CREATE TABLE IF NOT EXISTS schema.table
(
    string_col character varying(32) NOT NULL,
    ts timestamp without time zone NOT NULL,
    metric integer
);

Preparing the Airflow environment

We will be using DuckDB to read from Google Cloud Storage, so the Airflow workers need to have the correct Python packages. The packages are: duckdb, fsspec and gcsfs. If you’re on Cloud Composer, then fsspec and gcsfs are already available. You just need to add duckdb as a dependency.

Also, be sure to add the AlloyDB connection to the Airflow Connections. Create a new connection of type Postgres and fill in the details: host, schema, login, password, port.

Exporting the BigQuery table in Airflow

Exporting an entire table to Google Cloud Storage using Airflow can be done with the BigQueryToGCSOperator:

from airflow.providers.google.cloud.transfers.bigquery_to_gcs import BigQueryToGCSOperator

bigquery_to_gcs = BigQueryToGCSOperator(
    task_id="bigquery_to_gcs",
    source_project_dataset_table=f"{DATASET_NAME}.{TABLE}",
    destination_cloud_storage_uris=[f"gs://{BUCKET_NAME}/{BUCKET_FILE}"],
    export_format="PARQUET"
)

Of course, the table shouldn’t be too big or else DuckDB will run out of memory. If you run into this issue, you should extract the data out of BigQuery in increments. This can be done with the BigQueryInsertJobOperator in which you can run a EXPORT DATA query to export only the specific increment.

Loading the Parquet data into AlloyDB using DuckDB

To do this, we will create a function with will be called by the PythonOperator:

from airflow.hooks.base_hook import BaseHook
from airflow.operators.python import PythonOperator

def gcs_to_alloydb(conn_id, **kwargs):
    import duckdb
    from fsspec import filesystem

    conn_info = BaseHook.get_connection(conn_id)
    conn = duckdb.connect(":memory:")
    conn.execute("INSTALL postgres")

    fs = filesystem("gcs")
    conn.register_filesystem(fs)

    conn.execute(f"ATTACH '{conn_info.get_uri()}' AS alloydb (TYPE postgres)")
    conn.execute("INSERT INTO alloydb.schema.table SELECT * FROM read_parquet('gcs://bucket/path/to/*.parquet')")

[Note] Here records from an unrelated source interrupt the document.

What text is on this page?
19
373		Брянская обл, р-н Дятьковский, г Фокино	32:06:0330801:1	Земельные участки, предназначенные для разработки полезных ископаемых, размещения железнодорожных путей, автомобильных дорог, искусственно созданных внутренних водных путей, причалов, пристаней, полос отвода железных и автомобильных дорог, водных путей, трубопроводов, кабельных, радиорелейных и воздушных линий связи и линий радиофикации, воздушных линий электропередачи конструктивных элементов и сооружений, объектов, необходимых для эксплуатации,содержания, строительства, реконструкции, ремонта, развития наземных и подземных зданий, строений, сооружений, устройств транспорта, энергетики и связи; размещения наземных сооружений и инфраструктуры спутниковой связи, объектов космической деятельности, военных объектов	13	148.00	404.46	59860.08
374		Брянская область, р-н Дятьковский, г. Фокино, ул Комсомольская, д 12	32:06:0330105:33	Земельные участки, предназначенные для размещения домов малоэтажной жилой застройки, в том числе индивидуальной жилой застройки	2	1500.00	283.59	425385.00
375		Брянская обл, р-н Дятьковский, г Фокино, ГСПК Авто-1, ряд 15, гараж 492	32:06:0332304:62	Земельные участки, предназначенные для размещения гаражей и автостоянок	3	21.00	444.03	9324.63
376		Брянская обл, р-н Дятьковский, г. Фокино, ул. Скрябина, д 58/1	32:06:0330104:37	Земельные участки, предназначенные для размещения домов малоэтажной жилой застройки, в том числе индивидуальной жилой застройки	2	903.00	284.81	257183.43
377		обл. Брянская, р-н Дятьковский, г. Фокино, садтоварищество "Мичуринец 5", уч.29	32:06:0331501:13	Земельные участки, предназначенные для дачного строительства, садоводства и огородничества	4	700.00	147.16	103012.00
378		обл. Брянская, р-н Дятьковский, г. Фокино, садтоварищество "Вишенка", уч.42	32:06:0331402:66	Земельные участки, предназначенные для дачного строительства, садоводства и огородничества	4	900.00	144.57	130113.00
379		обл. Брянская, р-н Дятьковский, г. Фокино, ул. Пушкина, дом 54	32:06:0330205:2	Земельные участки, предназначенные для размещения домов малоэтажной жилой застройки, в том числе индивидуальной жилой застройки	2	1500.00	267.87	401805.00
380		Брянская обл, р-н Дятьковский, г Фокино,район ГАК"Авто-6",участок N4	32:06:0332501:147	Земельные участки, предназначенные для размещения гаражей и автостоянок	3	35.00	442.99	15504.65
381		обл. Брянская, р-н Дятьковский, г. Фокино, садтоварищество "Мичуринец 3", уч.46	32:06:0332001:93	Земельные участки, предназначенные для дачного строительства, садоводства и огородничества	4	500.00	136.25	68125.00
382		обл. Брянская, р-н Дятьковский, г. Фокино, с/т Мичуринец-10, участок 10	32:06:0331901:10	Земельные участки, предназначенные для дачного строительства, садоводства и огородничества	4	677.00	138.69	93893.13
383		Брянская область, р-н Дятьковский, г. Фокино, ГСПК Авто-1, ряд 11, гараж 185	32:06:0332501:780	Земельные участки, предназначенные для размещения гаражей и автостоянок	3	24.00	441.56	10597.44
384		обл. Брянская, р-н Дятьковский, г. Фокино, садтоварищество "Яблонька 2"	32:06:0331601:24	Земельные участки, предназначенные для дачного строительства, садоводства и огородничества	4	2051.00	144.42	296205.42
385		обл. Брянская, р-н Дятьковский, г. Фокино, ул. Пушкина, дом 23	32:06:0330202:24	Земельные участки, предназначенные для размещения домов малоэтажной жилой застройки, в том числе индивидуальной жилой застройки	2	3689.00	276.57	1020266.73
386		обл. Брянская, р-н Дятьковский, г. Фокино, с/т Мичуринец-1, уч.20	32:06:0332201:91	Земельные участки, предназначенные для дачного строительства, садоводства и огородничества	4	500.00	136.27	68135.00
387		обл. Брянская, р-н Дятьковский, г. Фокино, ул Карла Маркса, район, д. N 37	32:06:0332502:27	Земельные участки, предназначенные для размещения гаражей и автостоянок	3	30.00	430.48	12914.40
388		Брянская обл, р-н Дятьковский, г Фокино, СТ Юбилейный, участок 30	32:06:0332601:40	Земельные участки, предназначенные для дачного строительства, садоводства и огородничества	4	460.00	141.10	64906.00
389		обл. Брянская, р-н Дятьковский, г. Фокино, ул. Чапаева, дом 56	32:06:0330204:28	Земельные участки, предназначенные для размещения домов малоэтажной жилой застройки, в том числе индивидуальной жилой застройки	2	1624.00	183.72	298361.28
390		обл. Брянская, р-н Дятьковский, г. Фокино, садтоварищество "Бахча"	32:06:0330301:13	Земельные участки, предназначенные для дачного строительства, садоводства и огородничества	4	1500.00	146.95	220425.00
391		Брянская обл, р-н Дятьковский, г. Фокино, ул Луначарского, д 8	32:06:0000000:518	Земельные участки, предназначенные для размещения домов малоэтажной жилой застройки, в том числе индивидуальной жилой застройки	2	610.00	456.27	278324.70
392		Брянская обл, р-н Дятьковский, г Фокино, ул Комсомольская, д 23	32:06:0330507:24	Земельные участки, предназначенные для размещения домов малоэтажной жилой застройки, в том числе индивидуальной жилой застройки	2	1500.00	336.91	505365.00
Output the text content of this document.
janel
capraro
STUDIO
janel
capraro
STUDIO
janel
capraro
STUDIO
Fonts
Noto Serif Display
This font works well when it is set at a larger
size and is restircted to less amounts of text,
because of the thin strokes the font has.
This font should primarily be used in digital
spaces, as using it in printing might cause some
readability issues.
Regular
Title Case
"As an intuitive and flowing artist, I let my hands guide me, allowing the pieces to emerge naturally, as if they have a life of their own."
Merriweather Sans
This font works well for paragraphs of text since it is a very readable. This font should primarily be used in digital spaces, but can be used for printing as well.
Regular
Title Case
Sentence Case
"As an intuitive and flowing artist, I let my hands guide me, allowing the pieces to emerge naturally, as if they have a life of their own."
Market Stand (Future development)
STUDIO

gcs_to_alloydb = PythonOperator(
    task_id="gcs_to_alloydb",
    python_callable=gcs_to_alloydb,
    op_args=["conn_id"],
    provide_context=True
)


bigquery_to_gcs >> gcs_to_alloydb

Note: The above is just an example of how it could work. In reality, running this every day may cause duplicate data in your AlloyDB table. You may want to truncate the table every time before the INSERT statement, or something like that, to prevent duplicates.

Also be aware that the above example might not be 100% safe from SQL injection. But as long as you don’t work with user input the risk of this should be minimal.

Conclusion

DuckDB can be a powerful tool for basic ETL pipelines. While this use case might be very specific, the above example can be easily generalized. For example, you may have some Parquet data coming from a different source, that you want to insert into a normal Postgresql database. DuckDB can also handle CSV files, and attach to MySQL databases.

I hope you found this article helpful!